Another characteristic property of a scale-specific process is the tendency even for conditions leading to autocorrelation with  ß≈2 (in practice, in the range 1.3<ß<1.8 due to influence from some local population crashes at any point in time) to drift towards ß≈1 (more synchronous crashes) as over-all population density approaches the carrying capacity. The parameter a also tends to increase. The degree of over-all autocorrelation vanishes during these events. An example is shown below, reflecting the state of Example 2 above shortly after many local populations have crashed simultaneously:


In general, under systems where the conditions for a CML model are satisfied the magnitude of the parameters ß and the log(V) intercept a reflect interesting statistical-mechanical states of the actual population. For example, a time series of (M,V,t) may reveal presence or absence of density dependent regulation by studying the behaviour of the a and β parameters over a scale range as time goes by (observe the special definition of M ∝ scale, as described above).
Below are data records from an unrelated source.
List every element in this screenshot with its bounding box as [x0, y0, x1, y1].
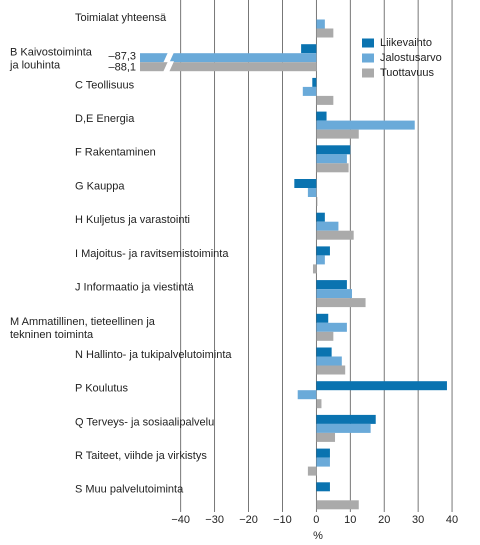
bar: [316, 154, 347, 164]
bar: [294, 179, 317, 188]
bar: [316, 500, 359, 510]
x-tick-label: 20: [378, 514, 390, 526]
bar: [312, 77, 317, 87]
x-tick-label: 10: [344, 514, 356, 526]
bar: [316, 230, 354, 240]
bar: [316, 19, 325, 29]
bar: [316, 365, 346, 375]
category-label: Toimialat yhteensä: [75, 12, 167, 24]
bar: [316, 457, 330, 467]
x-tick-label: 30: [412, 514, 424, 526]
category-label: B Kaivostoiminta: [10, 47, 93, 59]
value-label: –88,1: [108, 62, 136, 74]
x-tick-label: −20: [239, 514, 258, 526]
bar: [316, 197, 318, 206]
category-label: M Ammatillinen, tieteellinen ja: [10, 316, 156, 328]
bar: [316, 212, 325, 222]
bar: [316, 432, 336, 442]
legend-swatch: [362, 68, 374, 78]
axis-break: [163, 61, 174, 73]
category-label: D,E Energia: [75, 113, 135, 125]
bar: [302, 86, 317, 96]
legend-label: Liikevaihto: [380, 37, 432, 49]
bar: [316, 163, 349, 173]
legend-label: Tuottavuus: [380, 67, 435, 79]
bar: [316, 129, 359, 139]
bar: [301, 44, 317, 54]
category-label: G Kauppa: [75, 180, 125, 192]
category-label: C Teollisuus: [75, 79, 135, 91]
category-label: Q Terveys- ja sosiaalipalvelu: [75, 416, 214, 428]
category-label: N Hallinto- ja tukipalvelutoiminta: [75, 349, 232, 361]
bar: [316, 482, 330, 492]
bar: [297, 390, 317, 400]
x-axis-label: %: [313, 530, 323, 542]
category-label: F Rakentaminen: [75, 147, 156, 159]
bar: [316, 28, 334, 38]
bar: [316, 298, 366, 308]
x-tick-label: −30: [205, 514, 224, 526]
category-label: I Majoitus- ja ravitsemistoiminta: [75, 248, 229, 260]
bar: [316, 423, 371, 433]
category-label: P Koulutus: [75, 383, 129, 395]
bar: [307, 466, 317, 476]
bar: [316, 221, 339, 231]
bar: [316, 280, 347, 290]
bar: [316, 120, 415, 130]
legend-swatch: [362, 38, 374, 48]
bar: [316, 347, 332, 357]
value-label: –87,3: [108, 51, 136, 63]
bar: [316, 289, 352, 299]
bar: [316, 414, 376, 424]
bars: [140, 19, 447, 510]
legend-swatch: [362, 53, 374, 63]
bar: [316, 331, 334, 341]
category-label: S Muu palvelutoiminta: [75, 484, 184, 496]
bar: [140, 53, 317, 63]
category-label: ja louhinta: [9, 60, 61, 72]
bar: [316, 322, 347, 332]
bar: [316, 145, 351, 155]
x-tick-label: −40: [171, 514, 190, 526]
x-tick-label: 0: [313, 514, 319, 526]
category-label: tekninen toiminta: [10, 329, 94, 341]
bar: [307, 188, 317, 197]
bar: [316, 356, 342, 366]
x-tick-label: −10: [273, 514, 292, 526]
bar: [316, 255, 325, 265]
axis-break: [163, 52, 174, 64]
bar: [316, 448, 330, 458]
x-tick-label: 40: [446, 514, 458, 526]
legend-label: Jalostusarvo: [380, 52, 442, 64]
bar: [316, 95, 334, 105]
bar: [316, 111, 327, 121]
bar: [316, 381, 447, 391]
category-label: H Kuljetus ja varastointi: [75, 214, 190, 226]
bar: [316, 399, 322, 409]
bar: [140, 62, 317, 72]
bar: [316, 313, 329, 323]
bar: [316, 246, 330, 256]
category-label: R Taiteet, viihde ja virkistys: [75, 450, 207, 462]
bar: [312, 264, 317, 274]
category-label: J Informaatio ja viestintä: [75, 282, 194, 294]
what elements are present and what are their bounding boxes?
What if the CML conditions are not satisfied, for example, if spatio-temporal memory is influencing individual space use over a range of scales, as illustrated by the Multi-scaled random walk model? If individual scale-free space use exceeds the finest scale in the CML system, the statistical-mechanical framework needs to be extended to allow for scale-free population dynamics. “Zooming” effects will be switched on! Examples are coming in the upcoming parts of this series.


Traditionally, the carrying capacity of a species is defined as the maximum population size of the species that the environment can sustain indefinitely, given the food, habitat, water, and other necessities available. In the present context I modify this concept, which is better suited to describe the population as a whole, to allow for specific behavioural shift by the local population when a given threshold is reached. In short: a larger or a smaller part of the individuals at the given local site is moving out to search for better opportunities elsewhere.